Szczegółowe opisy strojów szamotulskich, zarówno tych codziennych, zakładanych do pracy, jak i tych odświętnych i obrzędowych, znajdują się w opracowaniu Adama Glapy (Atlas… 1951). Mniej dokładną, ale odświeżoną i uwspółcześnioną charakterystykę stroju ludowego z tego regionu zawiera praca Elżbiety Piskorz-Branekovej (2006: 74-81).

Poszczególne elementy męskiego stroju w całej Wielkopolsce były bardzo podobne. Być może dlatego szybciej wychodziły one z użycia, gdyż strój tracił funkcję wyróżniania z większej zbiorowości. W regionie szamotulskim dzięki patriotycznej postawie jego mieszkańców odświętny strój męski był noszony dość długo. Jeszcze na początku XX w. strój ludowy informował o wieku posiadacza, jego stanie cywilnym, pochodzeniu społecznym, stanie zamożności. Potwierdzeniem tej tezy może być fakt, że we wspomnianym czasie bogatsi gospodarze przywdziewali czerwone, sukienne jaki, natomiast średniozamożni chłopi ubierali się w marynusowe jaki z tańszego materiału, na którym tłoczono czarny deseń o motywach roślinnych. Biedni mężczyźni mieli zielone jaki szyte z najtańszego materiału. Niektóre parafie, wsie czy części osad miały strój, który jakimś szczegółem różnił się od stroju noszonego na sąsiednich obszarach, zatem kolor lub szczegół identyfikował miejsce zamieszkania. Taką funkcję spełniał on też wtedy, kiedy chłopi wyjeżdżali za chlebem do Westfalii lub na Saksy (do Saksonii).

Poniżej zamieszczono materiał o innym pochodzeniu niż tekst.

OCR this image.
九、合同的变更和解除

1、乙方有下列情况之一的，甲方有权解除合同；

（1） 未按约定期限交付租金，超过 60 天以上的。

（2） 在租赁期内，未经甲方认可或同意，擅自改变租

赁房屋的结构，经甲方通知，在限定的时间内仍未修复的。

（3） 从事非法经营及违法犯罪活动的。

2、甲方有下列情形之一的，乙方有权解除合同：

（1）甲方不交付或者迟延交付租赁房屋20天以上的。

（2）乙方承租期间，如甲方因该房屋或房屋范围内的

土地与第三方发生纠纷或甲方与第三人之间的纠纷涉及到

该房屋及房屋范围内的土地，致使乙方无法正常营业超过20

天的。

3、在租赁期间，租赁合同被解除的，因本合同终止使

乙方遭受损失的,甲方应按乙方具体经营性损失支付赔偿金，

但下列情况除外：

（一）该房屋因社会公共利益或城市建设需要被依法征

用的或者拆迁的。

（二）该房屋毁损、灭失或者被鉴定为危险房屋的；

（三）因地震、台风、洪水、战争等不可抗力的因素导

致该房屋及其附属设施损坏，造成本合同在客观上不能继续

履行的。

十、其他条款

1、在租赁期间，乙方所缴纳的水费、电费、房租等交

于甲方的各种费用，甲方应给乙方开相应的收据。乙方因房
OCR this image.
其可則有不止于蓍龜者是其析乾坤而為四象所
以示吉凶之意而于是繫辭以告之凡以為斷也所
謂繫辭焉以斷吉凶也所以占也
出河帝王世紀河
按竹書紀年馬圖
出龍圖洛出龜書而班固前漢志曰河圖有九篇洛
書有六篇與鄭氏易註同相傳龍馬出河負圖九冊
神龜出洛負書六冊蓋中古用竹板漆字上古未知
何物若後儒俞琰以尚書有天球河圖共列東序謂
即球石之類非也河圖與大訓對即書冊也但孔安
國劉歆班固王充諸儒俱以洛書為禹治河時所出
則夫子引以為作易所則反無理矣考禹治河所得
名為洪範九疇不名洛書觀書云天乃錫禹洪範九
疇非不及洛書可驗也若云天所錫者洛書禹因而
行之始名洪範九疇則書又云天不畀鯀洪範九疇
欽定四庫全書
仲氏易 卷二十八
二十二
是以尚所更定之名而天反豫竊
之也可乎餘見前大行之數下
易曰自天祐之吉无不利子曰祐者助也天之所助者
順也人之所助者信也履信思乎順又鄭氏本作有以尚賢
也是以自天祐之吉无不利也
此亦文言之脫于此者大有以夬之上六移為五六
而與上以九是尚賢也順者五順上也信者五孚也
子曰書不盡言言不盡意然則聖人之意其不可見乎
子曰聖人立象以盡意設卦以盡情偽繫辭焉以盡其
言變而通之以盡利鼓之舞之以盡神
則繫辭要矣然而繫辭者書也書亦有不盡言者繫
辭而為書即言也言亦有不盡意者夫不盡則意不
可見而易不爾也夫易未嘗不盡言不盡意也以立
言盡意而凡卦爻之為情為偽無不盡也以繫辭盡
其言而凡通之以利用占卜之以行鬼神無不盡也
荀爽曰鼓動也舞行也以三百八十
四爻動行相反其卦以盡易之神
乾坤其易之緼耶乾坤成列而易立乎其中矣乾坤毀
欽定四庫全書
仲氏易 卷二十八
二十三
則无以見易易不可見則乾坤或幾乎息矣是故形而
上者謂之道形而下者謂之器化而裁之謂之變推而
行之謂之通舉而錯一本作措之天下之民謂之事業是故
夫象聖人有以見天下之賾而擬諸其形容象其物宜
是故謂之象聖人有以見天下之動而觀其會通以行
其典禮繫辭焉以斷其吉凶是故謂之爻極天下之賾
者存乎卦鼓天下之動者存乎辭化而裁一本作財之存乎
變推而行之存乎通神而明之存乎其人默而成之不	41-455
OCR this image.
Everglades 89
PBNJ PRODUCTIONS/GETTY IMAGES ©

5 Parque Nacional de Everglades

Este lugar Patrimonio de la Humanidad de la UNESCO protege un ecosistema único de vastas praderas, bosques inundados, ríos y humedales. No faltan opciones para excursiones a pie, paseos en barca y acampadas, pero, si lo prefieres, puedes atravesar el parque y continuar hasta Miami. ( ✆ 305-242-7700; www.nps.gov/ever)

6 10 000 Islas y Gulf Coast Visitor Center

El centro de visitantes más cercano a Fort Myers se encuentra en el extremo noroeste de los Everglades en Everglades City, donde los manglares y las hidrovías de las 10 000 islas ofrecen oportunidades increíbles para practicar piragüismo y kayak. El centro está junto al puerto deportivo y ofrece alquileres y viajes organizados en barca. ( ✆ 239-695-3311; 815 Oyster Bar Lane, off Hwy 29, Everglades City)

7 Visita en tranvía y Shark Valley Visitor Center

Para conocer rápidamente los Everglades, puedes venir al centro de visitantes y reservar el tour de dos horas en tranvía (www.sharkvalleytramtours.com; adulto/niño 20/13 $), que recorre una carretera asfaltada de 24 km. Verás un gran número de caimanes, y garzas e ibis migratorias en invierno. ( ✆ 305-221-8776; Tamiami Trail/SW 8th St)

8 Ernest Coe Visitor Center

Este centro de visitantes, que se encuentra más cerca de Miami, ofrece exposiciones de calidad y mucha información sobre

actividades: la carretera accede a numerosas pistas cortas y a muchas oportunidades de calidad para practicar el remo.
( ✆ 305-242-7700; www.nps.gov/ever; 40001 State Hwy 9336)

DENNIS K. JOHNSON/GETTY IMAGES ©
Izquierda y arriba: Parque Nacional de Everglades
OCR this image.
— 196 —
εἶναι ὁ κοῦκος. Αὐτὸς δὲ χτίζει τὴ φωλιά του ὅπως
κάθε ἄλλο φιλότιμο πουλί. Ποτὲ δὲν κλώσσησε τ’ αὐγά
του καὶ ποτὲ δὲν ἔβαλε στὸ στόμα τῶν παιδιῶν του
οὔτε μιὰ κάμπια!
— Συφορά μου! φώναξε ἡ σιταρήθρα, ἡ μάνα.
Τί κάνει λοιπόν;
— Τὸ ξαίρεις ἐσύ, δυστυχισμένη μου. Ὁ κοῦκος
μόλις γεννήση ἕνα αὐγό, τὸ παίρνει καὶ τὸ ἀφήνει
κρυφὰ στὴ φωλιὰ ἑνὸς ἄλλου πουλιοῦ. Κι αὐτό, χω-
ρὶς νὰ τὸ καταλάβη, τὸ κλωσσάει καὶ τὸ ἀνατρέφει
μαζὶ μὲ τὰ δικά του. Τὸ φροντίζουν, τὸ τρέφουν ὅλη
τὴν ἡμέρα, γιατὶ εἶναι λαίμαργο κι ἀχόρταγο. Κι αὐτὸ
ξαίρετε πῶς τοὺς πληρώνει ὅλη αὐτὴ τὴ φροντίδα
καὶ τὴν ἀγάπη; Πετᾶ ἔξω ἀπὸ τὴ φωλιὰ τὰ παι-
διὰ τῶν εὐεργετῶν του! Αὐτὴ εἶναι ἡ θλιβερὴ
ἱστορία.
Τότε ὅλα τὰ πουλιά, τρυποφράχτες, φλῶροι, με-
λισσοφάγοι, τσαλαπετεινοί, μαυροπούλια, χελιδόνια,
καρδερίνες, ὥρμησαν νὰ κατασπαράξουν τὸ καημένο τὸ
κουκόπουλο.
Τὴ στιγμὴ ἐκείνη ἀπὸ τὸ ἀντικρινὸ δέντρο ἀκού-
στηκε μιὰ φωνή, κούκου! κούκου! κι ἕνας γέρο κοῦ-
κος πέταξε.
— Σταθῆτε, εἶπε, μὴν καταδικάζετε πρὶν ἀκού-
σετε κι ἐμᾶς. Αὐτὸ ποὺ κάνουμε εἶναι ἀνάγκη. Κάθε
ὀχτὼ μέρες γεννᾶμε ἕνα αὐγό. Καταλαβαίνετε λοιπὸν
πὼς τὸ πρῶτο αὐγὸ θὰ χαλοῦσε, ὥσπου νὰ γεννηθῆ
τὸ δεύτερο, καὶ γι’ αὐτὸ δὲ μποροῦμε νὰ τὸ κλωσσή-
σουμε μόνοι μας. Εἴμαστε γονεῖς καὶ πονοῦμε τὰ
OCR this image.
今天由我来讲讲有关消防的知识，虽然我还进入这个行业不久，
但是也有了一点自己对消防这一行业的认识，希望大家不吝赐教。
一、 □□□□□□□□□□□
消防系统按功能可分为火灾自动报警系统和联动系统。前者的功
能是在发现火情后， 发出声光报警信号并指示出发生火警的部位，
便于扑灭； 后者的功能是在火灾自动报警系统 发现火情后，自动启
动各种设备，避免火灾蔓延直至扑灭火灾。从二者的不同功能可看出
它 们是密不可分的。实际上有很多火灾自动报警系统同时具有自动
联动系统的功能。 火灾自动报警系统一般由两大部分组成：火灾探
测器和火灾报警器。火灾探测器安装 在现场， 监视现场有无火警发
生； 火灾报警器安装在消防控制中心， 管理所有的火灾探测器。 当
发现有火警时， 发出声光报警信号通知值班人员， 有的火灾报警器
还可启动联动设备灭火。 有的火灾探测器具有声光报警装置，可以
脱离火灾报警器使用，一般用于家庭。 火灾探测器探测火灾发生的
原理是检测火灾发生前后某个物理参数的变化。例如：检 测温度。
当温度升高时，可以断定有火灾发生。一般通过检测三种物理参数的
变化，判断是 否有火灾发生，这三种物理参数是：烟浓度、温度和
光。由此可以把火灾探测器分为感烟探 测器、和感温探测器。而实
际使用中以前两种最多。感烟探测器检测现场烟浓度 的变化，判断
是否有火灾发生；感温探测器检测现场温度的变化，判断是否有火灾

Pierwotnie w stroju, który współcześnie nazywany jest szamotulskim, chodzili mieszkańcy regionów gnieźnieńskiego, wrześnieńskiego, poznańskiego, śremskiego, a częściowo też ludność z okolic Kościana i Nowego Tomyśla. Po II wojnie światowej zasięg występowania tego ubioru ograniczył się do Szamotuł i kilku okolicznych wsi, czyli obszaru leżącego na północny zachód od Poznania. Utrzymanie się stroju szamotulskiego związane jest z uświadomieniem narodowym mieszkańców tego regionu, którzy podczas walki z germanizacją strojem demonstrowali swoją polskość. Warto dodać, że w okresie powstania wielkopolskiego w 1919 r. męski strój ludowy służył za mundur wojskowy (Karwicka 1995: 60-62). Obecnie w okolicach Szamotuł, tak jak w innych regionach Wielkopolski, strój ludowy pełni jedynie funkcję reprezentacyjną lub jest kostiumem scenicznym zespołów folklorystycznych.

Strój kobiecy

Kobiety ubierały się stosownie do swojego wieku i stanu cywilnego. Młode dziewczęta nosiły stroje w kolorze jasnoniebieskim, zaś stare panny – w białym. Letnią bielizną kobiecą były białe płócienne koszule z długimi rękawami i barchanki (halki). Ozdobą szyi, spotykaną w całej Wielkopolsce, był gorsik, czyli biała kreza z batystu, koronki lub tiulu. Zimowa odzież była wykonywana z cieplejszych materiałów, a dodatkową odzież spodnią stanowiły gacie i wełniane pończochy. Staruszki przez cały rok przywdziewały wełniokispódniki i płachty z grubej wełny, a także pstruchy – grube kolorowe chusty.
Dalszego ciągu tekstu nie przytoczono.